Targeting biofilms to fight infection
In the US alone, biofilms are blamed for billions of dollars in losses and more than 90,000 deaths annually. Despite the well-recognized significance of biofilms, biofilm control is still an unmet challenge and many fundamental questions are yet to be answered. Dr. Dacheng Ren, Associate Professor of Biomedical and Chemical Engineering at Syracuse University, develops biotechnology that targets drug resistance and infections caused by biofilms. With the efficacy of antibiotics and disinfectants being intrinsically limited, new approaches, especially those with synergistic effects, are desired. Therefore, Dr. Ren’s research is likely to have a profound impact on the health and wellness of those impacted by drug resistant infections.
Furthermore, biofilms are 1000 times more tolerant to antibiotics and disinfectants compared to their planktonic counterparts. Therefore, deleterious biofilms can cause not only serious problems such as chronic infections in humans, but also problems in persistent fouling and equipment failure within industry. In Dr. Ren’s lab, his multidisciplinary research group hopes to enhance engineering knowledge and address biofilm-associated grand challenges for medical and engineering applications. Their expertise and pioneering work have led to the development of new approaches to sensitize biofilm cells and other drug tolerant bacterial cells to antibiotics, as described in many peer reviewed publications and issued patents.

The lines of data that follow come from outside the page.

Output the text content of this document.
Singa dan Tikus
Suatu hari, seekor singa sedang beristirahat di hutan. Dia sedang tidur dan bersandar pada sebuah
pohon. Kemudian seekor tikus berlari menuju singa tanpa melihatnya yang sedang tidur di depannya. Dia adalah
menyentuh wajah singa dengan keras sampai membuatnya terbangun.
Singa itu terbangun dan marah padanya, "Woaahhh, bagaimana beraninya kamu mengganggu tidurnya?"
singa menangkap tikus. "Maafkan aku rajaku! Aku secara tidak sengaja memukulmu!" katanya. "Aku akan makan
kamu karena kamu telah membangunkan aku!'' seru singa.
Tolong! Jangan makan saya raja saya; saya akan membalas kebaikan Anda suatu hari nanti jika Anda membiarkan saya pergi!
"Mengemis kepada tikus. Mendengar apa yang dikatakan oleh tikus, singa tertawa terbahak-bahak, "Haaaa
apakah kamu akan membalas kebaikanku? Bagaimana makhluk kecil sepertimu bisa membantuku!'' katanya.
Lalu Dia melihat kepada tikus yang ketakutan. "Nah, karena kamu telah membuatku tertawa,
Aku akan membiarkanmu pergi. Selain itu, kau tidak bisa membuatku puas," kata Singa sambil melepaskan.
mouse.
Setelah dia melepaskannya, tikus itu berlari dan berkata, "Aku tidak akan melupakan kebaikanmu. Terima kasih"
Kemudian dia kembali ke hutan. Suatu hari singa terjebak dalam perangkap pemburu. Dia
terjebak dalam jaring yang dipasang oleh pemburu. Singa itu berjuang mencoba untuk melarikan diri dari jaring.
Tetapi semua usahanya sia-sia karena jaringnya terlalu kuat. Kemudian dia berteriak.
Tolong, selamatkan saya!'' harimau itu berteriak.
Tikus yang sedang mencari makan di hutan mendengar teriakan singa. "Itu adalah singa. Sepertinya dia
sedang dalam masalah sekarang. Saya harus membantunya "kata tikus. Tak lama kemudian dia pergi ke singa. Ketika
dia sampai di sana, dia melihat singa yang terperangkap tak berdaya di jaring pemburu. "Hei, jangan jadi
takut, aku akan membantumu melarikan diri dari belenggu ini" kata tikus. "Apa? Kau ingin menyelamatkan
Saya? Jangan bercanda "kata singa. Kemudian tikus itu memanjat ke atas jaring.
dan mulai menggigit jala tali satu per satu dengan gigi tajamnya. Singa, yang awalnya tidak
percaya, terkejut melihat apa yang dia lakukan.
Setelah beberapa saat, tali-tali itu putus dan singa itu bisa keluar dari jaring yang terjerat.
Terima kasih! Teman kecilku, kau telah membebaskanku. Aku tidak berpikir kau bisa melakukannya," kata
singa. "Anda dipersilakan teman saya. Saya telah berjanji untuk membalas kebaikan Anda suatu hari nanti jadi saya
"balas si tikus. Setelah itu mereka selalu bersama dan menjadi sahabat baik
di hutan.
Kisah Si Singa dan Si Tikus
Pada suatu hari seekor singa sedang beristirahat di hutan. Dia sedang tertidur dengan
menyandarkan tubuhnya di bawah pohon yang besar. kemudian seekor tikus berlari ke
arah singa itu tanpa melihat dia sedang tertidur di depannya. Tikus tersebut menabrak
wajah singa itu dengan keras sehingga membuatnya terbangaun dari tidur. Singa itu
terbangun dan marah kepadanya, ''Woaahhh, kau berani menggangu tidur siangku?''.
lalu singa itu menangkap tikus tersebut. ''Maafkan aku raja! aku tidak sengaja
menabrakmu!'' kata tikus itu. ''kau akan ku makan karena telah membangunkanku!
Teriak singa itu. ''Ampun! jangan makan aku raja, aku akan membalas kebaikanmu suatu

Current research includes:
Anti-biofilm materials/surfaces: Reflect on the ways in which humans choose to live in a certain neighborhood or city; perhaps safety, comfort, or like-minded community members are important. Bacteria operate similarly when choosing an environment to settle in. Using surface engineering, Dr. Ren and his team study the ways in which bacteria attach to surfaces and form biofilms. In so doing, he helps illuminate the role of environmental factors in bacterial biofilm formation and puts efforts to move basic research to applied work. Such applied work will allow Dr. Ren to create surfaces that are inhabitable for harmful bacteria while allowing the good bacteria to “stick” around, and therefore, prevent disease, infection, and other commercial problems.
Creating Synergies with Antibiotics: Imagine the weeds that pop up in vegetable gardens. Now picture taking roundup and spraying the whole thing. Short to say, a lot of good will be killed with the bad, leaving you with a measly harvest. When we use antibiotics to treat infection, it is like using roundup. By killing the good bacteria and allowing bad bacteria to build resistance, we continue a cycle of creating an environment for infection that is harder to fight. Dr. Ren’s early studies were some of the first to approach the biofilm problem from a new direction. By creating synergies that allow his team to use other factors to kill harmful bacteria, they can create conditions that work better against infection.
Dr. Dacheng Ren received his Ph.D. in Chemical Engineering from University of Connecticut in 2003. After finishing postdoctoral training at Cornell University, he joined Syracuse University in 2006. Currently, he is an associate professor in the Department of Biomedical and Chemical Engineering and the Director of Chemical Engineering Graduate Program.
Dr. Ren received an Early Career Translational Research Award in Biomedical Engineering from the Wallace H. Coulter Foundation in 2009 and a NSF CAREER award in 2011. He was named the College Technology Educator of the Year by the Technology Alliance of Central New York in 2010. Dr. Ren is also a recipient of the Faculty Excellence Award from the School of Engineering and Computer Science at Syracuse University. Dr. Ren currently has 44 journal publications with nearly 2000 citations (h-index 23), seven issued/pending patents and research supports from NSF, EPA, Wallace H. Coulter Foundation, Alfred P. Sloan Foundation, and industrial sponsors. Dr. Ren has broad research interests in biotechnology and biofilm control.